Black Leaders See Racial Conspiracy in Church Arsons

THE Rev. David Upton remembers Jan. 8 with dismay. Early that snowy morning someone set fire to the Inner City Church in Knoxville, Tenn., where he is pastor to a mostly black congregation. The sanctuary burned to the ground; racist graffiti was spray-painted on the building.

Mr. Upton's church is one of 10 black and interracial churches in the South that have been torched since January and one of 45 that have been burned or vandalized since 1990, according to a report released this week by the Center for Democratic Renewal, an Atlanta-based group that monitors hate crimes. Black leaders suspect the arsons are tied to hate groups.

Though federal agencies are giving high priority to investigating the fires, officials say they have not found a conspiracy linking them. Agents at the FBI and the Bureau of Alcohol, Tobacco and Firearms do suspect some of the burnings were racially motivated. Of the 17 arsons that have occurred in the past 14 months, arrests have been made in three cases; two have involved members of the Ku Klux Klan.

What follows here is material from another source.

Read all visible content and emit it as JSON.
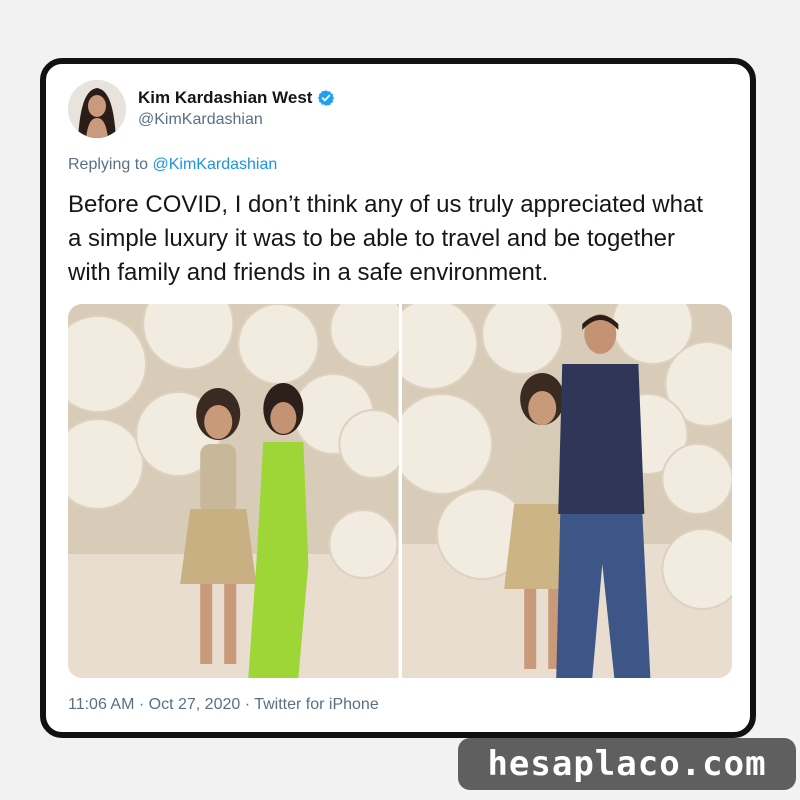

For black ministers and community leaders, the conspiracy link is obvious. "You're talking about a well-organized white-supremacist movement," says the Rev. Mac Charles Jones, chairman of the Social Justice Commission at the National Baptist Convention of America.

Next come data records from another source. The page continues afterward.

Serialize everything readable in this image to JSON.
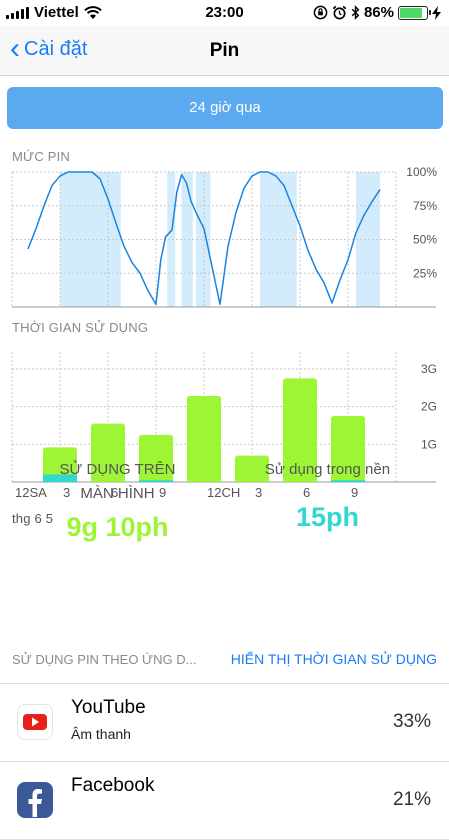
{
  "status_bar": {
    "carrier": "Viettel",
    "time": "23:00",
    "battery": "86%",
    "battery_level": 0.86,
    "icons": [
      "signal-icon",
      "wifi-icon",
      "orientation-lock-icon",
      "alarm-icon",
      "bluetooth-icon",
      "battery-icon",
      "charging-icon"
    ]
  },
  "nav": {
    "back_label": "Cài đặt",
    "title": "Pin"
  },
  "range_button": "24 giờ qua",
  "battery_level_section": {
    "label": "MỨC PIN"
  },
  "usage_time_section": {
    "label": "THỜI GIAN SỬ DỤNG",
    "date_label": "thg 6 5"
  },
  "chart_data": [
    {
      "type": "line",
      "title": "MỨC PIN",
      "x_unit": "hour",
      "xlim": [
        0,
        24
      ],
      "ylim": [
        0,
        100
      ],
      "y_ticks": [
        "100%",
        "75%",
        "50%",
        "25%"
      ],
      "y_tick_values": [
        100,
        75,
        50,
        25
      ],
      "x": [
        1.0,
        1.5,
        2.0,
        2.5,
        3.0,
        3.5,
        4.0,
        5.0,
        5.5,
        6.0,
        6.5,
        7.0,
        7.5,
        8.0,
        8.5,
        9.0,
        9.3,
        9.6,
        10.0,
        10.3,
        10.6,
        10.9,
        11.2,
        11.5,
        12.0,
        12.5,
        13.0,
        13.5,
        14.0,
        14.5,
        15.0,
        15.5,
        16.0,
        16.5,
        17.0,
        17.5,
        18.0,
        18.5,
        19.0,
        19.5,
        20.0,
        20.5,
        21.0,
        21.5,
        22.0,
        22.5,
        23.0
      ],
      "y": [
        43,
        58,
        75,
        90,
        97,
        100,
        100,
        100,
        95,
        80,
        62,
        45,
        33,
        25,
        12,
        2,
        35,
        52,
        57,
        85,
        98,
        92,
        78,
        70,
        58,
        30,
        2,
        45,
        70,
        88,
        97,
        100,
        100,
        97,
        90,
        75,
        60,
        42,
        28,
        18,
        3,
        20,
        35,
        55,
        68,
        78,
        87
      ],
      "charging_periods": [
        [
          3,
          6.8
        ],
        [
          9.7,
          10.2
        ],
        [
          10.6,
          11.3
        ],
        [
          11.5,
          12.4
        ],
        [
          15.5,
          17.8
        ],
        [
          21.5,
          23.0
        ]
      ],
      "grid": true,
      "colors": {
        "line": "#1a83e0",
        "charging": "#d2ecfb"
      }
    },
    {
      "type": "bar",
      "title": "THỜI GIAN SỬ DỤNG",
      "categories": [
        "12SA",
        "3",
        "6",
        "9",
        "12CH",
        "3",
        "6",
        "9"
      ],
      "ylim": [
        0,
        3
      ],
      "y_ticks": [
        "3G",
        "2G",
        "1G"
      ],
      "y_tick_values": [
        3,
        2,
        1
      ],
      "series": [
        {
          "name": "Sử dụng trên màn hình",
          "values": [
            0.92,
            1.55,
            1.25,
            2.28,
            0.7,
            2.75,
            1.75
          ],
          "color": "#9ef535"
        },
        {
          "name": "Sử dụng trong nền",
          "values": [
            0.2,
            0.0,
            0.05,
            0.0,
            0.0,
            0.0,
            0.05
          ],
          "color": "#30d8d0"
        }
      ],
      "grid": true
    }
  ],
  "stats": {
    "screen_label_1": "SỬ DỤNG TRÊN",
    "screen_label_2": "MÀN HÌNH",
    "screen_value": "9g 10ph",
    "screen_color": "#9ef535",
    "background_label": "Sử dụng trong nền",
    "background_value": "15ph",
    "background_color": "#30d8d0"
  },
  "app_usage": {
    "header": "SỬ DỤNG PIN THEO ỨNG D...",
    "toggle": "HIỂN THỊ THỜI GIAN SỬ DỤNG",
    "apps": [
      {
        "name": "YouTube",
        "sub": "Âm thanh",
        "percent": "33%",
        "icon": "youtube-icon"
      },
      {
        "name": "Facebook",
        "sub": "",
        "percent": "21%",
        "icon": "facebook-icon"
      }
    ]
  }
}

MR. JONES and representatives from black groups, including the Center for Democratic Renewal, the Southern Christian Leadership Conference (SCLC), and the NAACP, are asking for a more aggressive federal investigation.

According to the center's report, violent acts against black churches have escalated from one or two a year in 1990-93 to 15 in '94 and 13 in '95. The group says only 12 cases have been solved, and those arrested or prosecuted have been white males, some who belonged to groups such as the Aryan Faction and the Ku Klux Klan.

Black leaders believe the remaining unsolved crimes were also racially motivated. "How many white churches have been burned?" asks Joseph Lowery, the SCLC president.

Some, though, say the firebombings are a historical phenomenon. "There's no conspiracy there," says Joel Williamson, Lineberger, humanities professor at the University of North Carolina, Chapel Hill. "It's a common restlessness giving way to a rise in racial violence. America is very uneasy right now. The cold war has removed the focus we had with a common enemy, and the economy is going through a sea change that makes all of us feel anxious. It happened during the great depression of the 1890s with lynchings, and it's happening now."